What began as an MIT group project in a Somerville, Mass., garage four years ago has evolved into a unique and successful developer of RFID, sensing and embedded computing technologies. In August, 2000, the original five founders of ThingMagic, all armed with MIT Ph.D.s, came up with an idea for a solution to a problem assigned by the Cambridge-based Auto-ID Center. Since then, the company has begun to seal its place as the supplier of one of the hottest RFID readers available.
It’s no coincidence that the area surrounding MIT is home to many small startups that transform university-bred projects into real-world commercial applications. Still, many of them fail. What’s so special about ThingMagic? The answer is Linux. That is, embedded Linux, combined with RFID, or radio frequency identification technology — just the thing that supply-chain businesses in health, retail and manufacturing are thinking about as the next big wave in inventory tracking and management.
Catching the Wave
The Yankee Group earlier this year said that the RFID market opportunity is expected to reach US$4.2 billion in 2008. Much RFID deployment is still in the pilot stage, and widespread implementation is just about to begin.
ThingMagic has a solid head start. Working with embedded Linux, ThingMagic is creating RFID readers — devices used to feed data to a computer network for tracking merchandise — with a focus on software. “They knew embedded computing was going to be big,” said Kevin Ashton, ThingMagic’s VP of marketing.
Ashton, who joined the group in 2004, said his colleagues had been consulting for various Fortune 500 companies before getting a contract in 2001 to develop an RFID reader, which is used to feed data to a computer network for tracking merchandise.
The call came from the Auto-ID Center, a partnership of companies and research universities based at MIT. At the time, Ashton, who previously was an associate director at Procter & Gamble, also happened to be the Auto-ID Center’s executive director. The center was on a mission to develop standards to ensure that products can be identified no matter which manufacturer tags them, and also to build related software.
The ThingMagic team was handed a challenging assignment: to create a device that can talk to any RFID tag on any radio frequency, that can integrate seamlessly with the Internet, and that can be manufactured very cheaply and in large volumes.
Tag-Savvy Technology
ThingMagic’s team members put their heads together and came back to the center with a device they called the Mercury reader. Improved versions followed, from Mercury1 to Mercury3. Meanwhile, the RFID vendor industry was all ears.
Today, Ashton claims that the latest version, Mercury4, is “probably the preferred RFID reader at the moment … in terms of our sense of the market.” Ashton said that ThingMagic readers “read any tag, which is very important in the RFID world. The total cost of ownership is so much lower that way. One doesn’t have to throw away the reader each time something new comes along.”

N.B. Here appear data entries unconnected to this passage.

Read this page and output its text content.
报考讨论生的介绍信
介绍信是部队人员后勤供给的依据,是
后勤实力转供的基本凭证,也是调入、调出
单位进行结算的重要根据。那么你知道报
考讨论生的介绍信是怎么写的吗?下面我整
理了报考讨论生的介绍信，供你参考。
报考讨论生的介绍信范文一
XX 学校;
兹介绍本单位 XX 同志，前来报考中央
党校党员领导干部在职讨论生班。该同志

According to ThingMagic, the Mercury4 reads all tag varieties — ISO, EPC Class0, EPC Class1 and EPC Class2 — simultaneously, using advanced software-defined radio technology. ThingMagic’s designers also enabled Mercury4 to support multiple frequencies and regional regulatory variations. The first release of Mercury4 supports North American UHF regulations, to be followed by HF, European UHF and Japanese UHF options.
In 2003, ThingMagic announced a collaboration with Intel to develop RFID readers using Intel’s XScale network processors. “We’re 90 percent engineering, and our goal is always to deliver a much more powerful product every year,” said Ashton.
Future Looks Bright
The ThingMagic business model is selling readers not directly to users but through partners, such as hardware manufacturers and integrators. In a deal announced in October, Zebra Technologies has signed on to produce label printers using Mercury4e, an embedded version of the fixed Mercury4 reader. The software architecture allows remote software upgrades for new protocols, including the forthcoming EPC Generation 2.
Is there a competitive threat to ThingMagic’s technology? “Yes, certainly,” said Ashton, from big companies moving into the RFID space as well as from smaller startups. But ThingMagic, because it is all about software engineering, is in a very good spot at the moment.
ThingMagic’s technology addresses diverse protocols in an open architecture, and vendors are expected to turn to that kind of solution as their need for multiprotocol support becomes more and more critical. ThingMagic has been a profitable business since its founding in 2000 — without any venture capital — and its immediate future looks bright.
Would ThingMagic turn away from being acquired by an industry giant in the future? “We would never say never,” said Ashton, but he added, “Our present focus is on growing the company.”